I squeezed the rest of his words into silence as I tightened the grip around his throat. He kicked my shin. I punched him with my free hand. He put his fingers to his eye, shouting, screaming. I pushed. He pulled. It could only have been a second between him slipping over the barrier, and the crunch-thud of his body landing on the concrete below.
Still no one came.
“Terry?” I looked over the railings. He wasn’t moving. A maroon bulb oozed out from the side of his head, wetting the silver-black hair on that side. Shit. It grew larger, fuller, like someone blowing up a balloon. I was frozen to the spot. I clenched and squeezed everything to stop my bladder from emptying. Any minute now, someone would come out and see what had happened. See what I’d done. The reddish-brown circle was the size of his head. Then it stopped growing. My ears were ringing, the silence around me deafening. One by one bangs and crashes broke into the silence.

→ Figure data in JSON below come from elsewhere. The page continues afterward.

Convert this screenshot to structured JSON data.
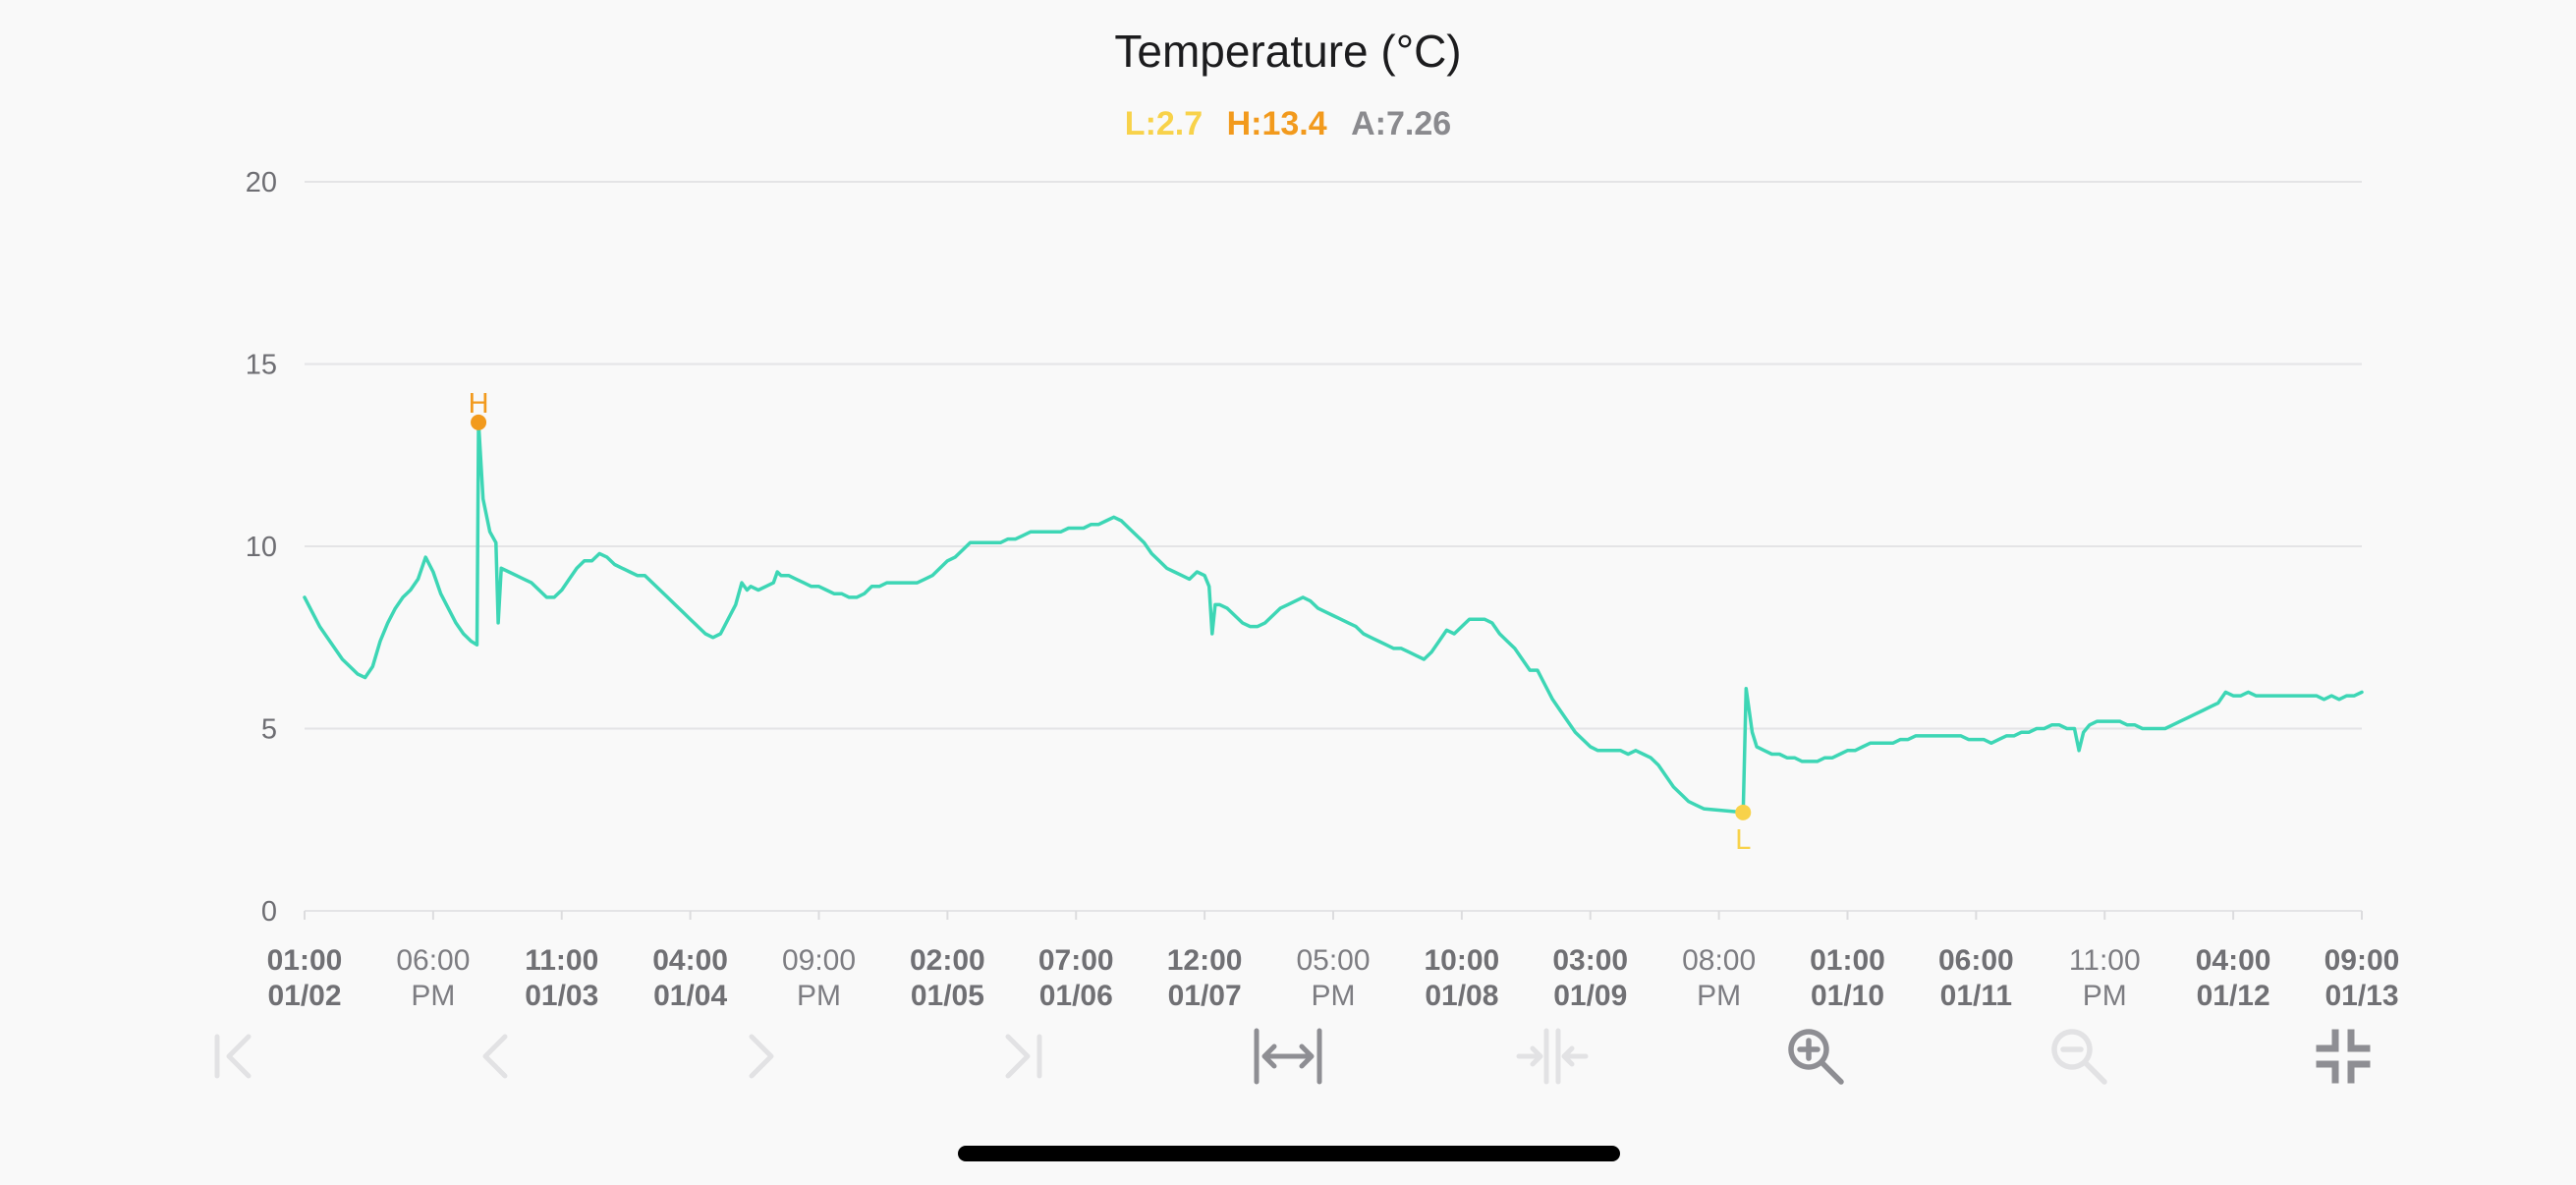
{
  "chart_data": {
    "type": "line",
    "title": "Temperature (°C)",
    "stats": {
      "low": {
        "label": "L:2.7",
        "color": "#f8d24a"
      },
      "high": {
        "label": "H:13.4",
        "color": "#f29a1d"
      },
      "avg": {
        "label": "A:7.26",
        "color": "#8a8a8e"
      }
    },
    "ylim": [
      0,
      20
    ],
    "y_ticks": [
      0,
      5,
      10,
      15,
      20
    ],
    "xlim": [
      0,
      272
    ],
    "x_ticks": [
      {
        "x": 0,
        "line1": "01:00",
        "line2": "01/02",
        "bold": true
      },
      {
        "x": 17,
        "line1": "06:00",
        "line2": "PM",
        "bold": false
      },
      {
        "x": 34,
        "line1": "11:00",
        "line2": "01/03",
        "bold": true
      },
      {
        "x": 51,
        "line1": "04:00",
        "line2": "01/04",
        "bold": true
      },
      {
        "x": 68,
        "line1": "09:00",
        "line2": "PM",
        "bold": false
      },
      {
        "x": 85,
        "line1": "02:00",
        "line2": "01/05",
        "bold": true
      },
      {
        "x": 102,
        "line1": "07:00",
        "line2": "01/06",
        "bold": true
      },
      {
        "x": 119,
        "line1": "12:00",
        "line2": "01/07",
        "bold": true
      },
      {
        "x": 136,
        "line1": "05:00",
        "line2": "PM",
        "bold": false
      },
      {
        "x": 153,
        "line1": "10:00",
        "line2": "01/08",
        "bold": true
      },
      {
        "x": 170,
        "line1": "03:00",
        "line2": "01/09",
        "bold": true
      },
      {
        "x": 187,
        "line1": "08:00",
        "line2": "PM",
        "bold": false
      },
      {
        "x": 204,
        "line1": "01:00",
        "line2": "01/10",
        "bold": true
      },
      {
        "x": 221,
        "line1": "06:00",
        "line2": "01/11",
        "bold": true
      },
      {
        "x": 238,
        "line1": "11:00",
        "line2": "PM",
        "bold": false
      },
      {
        "x": 255,
        "line1": "04:00",
        "line2": "01/12",
        "bold": true
      },
      {
        "x": 272,
        "line1": "09:00",
        "line2": "01/13",
        "bold": true
      }
    ],
    "series": [
      {
        "color": "#3dd6b5",
        "points": [
          [
            0,
            8.6
          ],
          [
            1,
            8.2
          ],
          [
            2,
            7.8
          ],
          [
            3,
            7.5
          ],
          [
            4,
            7.2
          ],
          [
            5,
            6.9
          ],
          [
            6,
            6.7
          ],
          [
            7,
            6.5
          ],
          [
            8,
            6.4
          ],
          [
            9,
            6.7
          ],
          [
            10,
            7.4
          ],
          [
            11,
            7.9
          ],
          [
            12,
            8.3
          ],
          [
            13,
            8.6
          ],
          [
            14,
            8.8
          ],
          [
            15,
            9.1
          ],
          [
            16,
            9.7
          ],
          [
            17,
            9.3
          ],
          [
            18,
            8.7
          ],
          [
            19,
            8.3
          ],
          [
            20,
            7.9
          ],
          [
            21,
            7.6
          ],
          [
            22,
            7.4
          ],
          [
            22.8,
            7.3
          ],
          [
            23,
            13.4
          ],
          [
            23.6,
            11.3
          ],
          [
            24.5,
            10.4
          ],
          [
            25.3,
            10.1
          ],
          [
            25.6,
            7.9
          ],
          [
            26,
            9.4
          ],
          [
            27,
            9.3
          ],
          [
            28,
            9.2
          ],
          [
            29,
            9.1
          ],
          [
            30,
            9.0
          ],
          [
            31,
            8.8
          ],
          [
            32,
            8.6
          ],
          [
            33,
            8.6
          ],
          [
            34,
            8.8
          ],
          [
            35,
            9.1
          ],
          [
            36,
            9.4
          ],
          [
            37,
            9.6
          ],
          [
            38,
            9.6
          ],
          [
            39,
            9.8
          ],
          [
            40,
            9.7
          ],
          [
            41,
            9.5
          ],
          [
            42,
            9.4
          ],
          [
            43,
            9.3
          ],
          [
            44,
            9.2
          ],
          [
            45,
            9.2
          ],
          [
            46,
            9.0
          ],
          [
            47,
            8.8
          ],
          [
            48,
            8.6
          ],
          [
            49,
            8.4
          ],
          [
            50,
            8.2
          ],
          [
            51,
            8.0
          ],
          [
            52,
            7.8
          ],
          [
            53,
            7.6
          ],
          [
            54,
            7.5
          ],
          [
            55,
            7.6
          ],
          [
            56,
            8.0
          ],
          [
            57,
            8.4
          ],
          [
            57.8,
            9.0
          ],
          [
            58.5,
            8.8
          ],
          [
            59,
            8.9
          ],
          [
            60,
            8.8
          ],
          [
            61,
            8.9
          ],
          [
            62,
            9.0
          ],
          [
            62.5,
            9.3
          ],
          [
            63,
            9.2
          ],
          [
            64,
            9.2
          ],
          [
            65,
            9.1
          ],
          [
            66,
            9.0
          ],
          [
            67,
            8.9
          ],
          [
            68,
            8.9
          ],
          [
            69,
            8.8
          ],
          [
            70,
            8.7
          ],
          [
            71,
            8.7
          ],
          [
            72,
            8.6
          ],
          [
            73,
            8.6
          ],
          [
            74,
            8.7
          ],
          [
            75,
            8.9
          ],
          [
            76,
            8.9
          ],
          [
            77,
            9.0
          ],
          [
            78,
            9.0
          ],
          [
            79,
            9.0
          ],
          [
            80,
            9.0
          ],
          [
            81,
            9.0
          ],
          [
            82,
            9.1
          ],
          [
            83,
            9.2
          ],
          [
            84,
            9.4
          ],
          [
            85,
            9.6
          ],
          [
            86,
            9.7
          ],
          [
            87,
            9.9
          ],
          [
            88,
            10.1
          ],
          [
            89,
            10.1
          ],
          [
            90,
            10.1
          ],
          [
            91,
            10.1
          ],
          [
            92,
            10.1
          ],
          [
            93,
            10.2
          ],
          [
            94,
            10.2
          ],
          [
            95,
            10.3
          ],
          [
            96,
            10.4
          ],
          [
            97,
            10.4
          ],
          [
            98,
            10.4
          ],
          [
            99,
            10.4
          ],
          [
            100,
            10.4
          ],
          [
            101,
            10.5
          ],
          [
            102,
            10.5
          ],
          [
            103,
            10.5
          ],
          [
            104,
            10.6
          ],
          [
            105,
            10.6
          ],
          [
            106,
            10.7
          ],
          [
            107,
            10.8
          ],
          [
            108,
            10.7
          ],
          [
            109,
            10.5
          ],
          [
            110,
            10.3
          ],
          [
            111,
            10.1
          ],
          [
            112,
            9.8
          ],
          [
            113,
            9.6
          ],
          [
            114,
            9.4
          ],
          [
            115,
            9.3
          ],
          [
            116,
            9.2
          ],
          [
            117,
            9.1
          ],
          [
            118,
            9.3
          ],
          [
            119,
            9.2
          ],
          [
            119.6,
            8.9
          ],
          [
            120,
            7.6
          ],
          [
            120.4,
            8.4
          ],
          [
            121,
            8.4
          ],
          [
            122,
            8.3
          ],
          [
            123,
            8.1
          ],
          [
            124,
            7.9
          ],
          [
            125,
            7.8
          ],
          [
            126,
            7.8
          ],
          [
            127,
            7.9
          ],
          [
            128,
            8.1
          ],
          [
            129,
            8.3
          ],
          [
            130,
            8.4
          ],
          [
            131,
            8.5
          ],
          [
            132,
            8.6
          ],
          [
            133,
            8.5
          ],
          [
            134,
            8.3
          ],
          [
            135,
            8.2
          ],
          [
            136,
            8.1
          ],
          [
            137,
            8.0
          ],
          [
            138,
            7.9
          ],
          [
            139,
            7.8
          ],
          [
            140,
            7.6
          ],
          [
            141,
            7.5
          ],
          [
            142,
            7.4
          ],
          [
            143,
            7.3
          ],
          [
            144,
            7.2
          ],
          [
            145,
            7.2
          ],
          [
            146,
            7.1
          ],
          [
            147,
            7.0
          ],
          [
            148,
            6.9
          ],
          [
            149,
            7.1
          ],
          [
            150,
            7.4
          ],
          [
            151,
            7.7
          ],
          [
            152,
            7.6
          ],
          [
            153,
            7.8
          ],
          [
            154,
            8.0
          ],
          [
            155,
            8.0
          ],
          [
            156,
            8.0
          ],
          [
            157,
            7.9
          ],
          [
            158,
            7.6
          ],
          [
            159,
            7.4
          ],
          [
            160,
            7.2
          ],
          [
            161,
            6.9
          ],
          [
            162,
            6.6
          ],
          [
            163,
            6.6
          ],
          [
            164,
            6.2
          ],
          [
            165,
            5.8
          ],
          [
            166,
            5.5
          ],
          [
            167,
            5.2
          ],
          [
            168,
            4.9
          ],
          [
            169,
            4.7
          ],
          [
            170,
            4.5
          ],
          [
            171,
            4.4
          ],
          [
            172,
            4.4
          ],
          [
            173,
            4.4
          ],
          [
            174,
            4.4
          ],
          [
            175,
            4.3
          ],
          [
            176,
            4.4
          ],
          [
            177,
            4.3
          ],
          [
            178,
            4.2
          ],
          [
            179,
            4.0
          ],
          [
            180,
            3.7
          ],
          [
            181,
            3.4
          ],
          [
            182,
            3.2
          ],
          [
            183,
            3.0
          ],
          [
            184,
            2.9
          ],
          [
            185,
            2.8
          ],
          [
            190.2,
            2.7
          ],
          [
            190.6,
            6.1
          ],
          [
            191.4,
            4.9
          ],
          [
            192,
            4.5
          ],
          [
            193,
            4.4
          ],
          [
            194,
            4.3
          ],
          [
            195,
            4.3
          ],
          [
            196,
            4.2
          ],
          [
            197,
            4.2
          ],
          [
            198,
            4.1
          ],
          [
            199,
            4.1
          ],
          [
            200,
            4.1
          ],
          [
            201,
            4.2
          ],
          [
            202,
            4.2
          ],
          [
            203,
            4.3
          ],
          [
            204,
            4.4
          ],
          [
            205,
            4.4
          ],
          [
            206,
            4.5
          ],
          [
            207,
            4.6
          ],
          [
            208,
            4.6
          ],
          [
            209,
            4.6
          ],
          [
            210,
            4.6
          ],
          [
            211,
            4.7
          ],
          [
            212,
            4.7
          ],
          [
            213,
            4.8
          ],
          [
            214,
            4.8
          ],
          [
            215,
            4.8
          ],
          [
            216,
            4.8
          ],
          [
            217,
            4.8
          ],
          [
            218,
            4.8
          ],
          [
            219,
            4.8
          ],
          [
            220,
            4.7
          ],
          [
            221,
            4.7
          ],
          [
            222,
            4.7
          ],
          [
            223,
            4.6
          ],
          [
            224,
            4.7
          ],
          [
            225,
            4.8
          ],
          [
            226,
            4.8
          ],
          [
            227,
            4.9
          ],
          [
            228,
            4.9
          ],
          [
            229,
            5.0
          ],
          [
            230,
            5.0
          ],
          [
            231,
            5.1
          ],
          [
            232,
            5.1
          ],
          [
            233,
            5.0
          ],
          [
            234,
            5.0
          ],
          [
            234.6,
            4.4
          ],
          [
            235.2,
            4.9
          ],
          [
            236,
            5.1
          ],
          [
            237,
            5.2
          ],
          [
            238,
            5.2
          ],
          [
            239,
            5.2
          ],
          [
            240,
            5.2
          ],
          [
            241,
            5.1
          ],
          [
            242,
            5.1
          ],
          [
            243,
            5.0
          ],
          [
            244,
            5.0
          ],
          [
            245,
            5.0
          ],
          [
            246,
            5.0
          ],
          [
            247,
            5.1
          ],
          [
            248,
            5.2
          ],
          [
            249,
            5.3
          ],
          [
            250,
            5.4
          ],
          [
            251,
            5.5
          ],
          [
            252,
            5.6
          ],
          [
            253,
            5.7
          ],
          [
            254,
            6.0
          ],
          [
            255,
            5.9
          ],
          [
            256,
            5.9
          ],
          [
            257,
            6.0
          ],
          [
            258,
            5.9
          ],
          [
            259,
            5.9
          ],
          [
            260,
            5.9
          ],
          [
            261,
            5.9
          ],
          [
            262,
            5.9
          ],
          [
            263,
            5.9
          ],
          [
            264,
            5.9
          ],
          [
            265,
            5.9
          ],
          [
            266,
            5.9
          ],
          [
            267,
            5.8
          ],
          [
            268,
            5.9
          ],
          [
            269,
            5.8
          ],
          [
            270,
            5.9
          ],
          [
            271,
            5.9
          ],
          [
            272,
            6.0
          ]
        ]
      }
    ],
    "markers": [
      {
        "label": "H",
        "x": 23,
        "y": 13.4,
        "color": "#f29a1d",
        "position": "above"
      },
      {
        "label": "L",
        "x": 190.2,
        "y": 2.7,
        "color": "#f8d24a",
        "position": "below"
      }
    ],
    "grid": true,
    "legend": "none"
  },
  "toolbar": {
    "icons": [
      {
        "name": "jump-to-start-icon",
        "color": "#e2e2e4"
      },
      {
        "name": "previous-icon",
        "color": "#e2e2e4"
      },
      {
        "name": "next-icon",
        "color": "#e2e2e4"
      },
      {
        "name": "jump-to-end-icon",
        "color": "#e2e2e4"
      },
      {
        "name": "expand-horizontal-icon",
        "color": "#8e8e93"
      },
      {
        "name": "compress-horizontal-icon",
        "color": "#e2e2e4"
      },
      {
        "name": "zoom-in-icon",
        "color": "#8e8e93"
      },
      {
        "name": "zoom-out-icon",
        "color": "#e2e2e4"
      },
      {
        "name": "exit-fullscreen-icon",
        "color": "#8e8e93"
      }
    ]
  }
}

Exploding artillery. Batteries of howitzers. The bodies on the streets. The bodies on the streets.
My cigarette was still glowing on the ground. I stubbed it out with my toe, closed my eyes, and opened them again. I edged down the steps, forcing one foot in front of the other. The bodies on the streets. I held onto the bannister, closed my eyes again at the bottom.
I twisted round and opened my eyes.
Terry had gone.
I ran to the spot where I’d seen the red circle. I sank to my knees, brushed my hands against the concrete, and examined them for blood. For stigmata.
Something was banging between my ears. Boom-thud-boom-thud-boom-thud. I thought about the bodies in the street. The explosions.
“Terry!” I shouted. Loud. “Where are you, you sly bastard?” Someone opened a door. “I know you’re there,” I continued. A neighbour came out of her flat. Someone I never spoke to, an old Pakistani woman with a drooping eyelid.
“Ebhritheeng ol right?” She twisted her scarf around her neck. I tried not to stare at the hairs growing from the mole above her eyebrow.
“Yes, we’re fine,” I said. “I’m fine.”
“I hear the shouting.”
I lit another cig and paced towards the Richmond playground. With each step, the banging in my head grew louder. Stronger. More frequent, until the gaps between the explosions all but disappeared.
I went on, looked over my shoulder, in case.
But there was no sign of Terry.
Just that god-awful banging.
That banging’s in my head again.
Feels like my ears are going to burst.
It’s the banging that never stops.
And I wish to god that it would, just for a minute.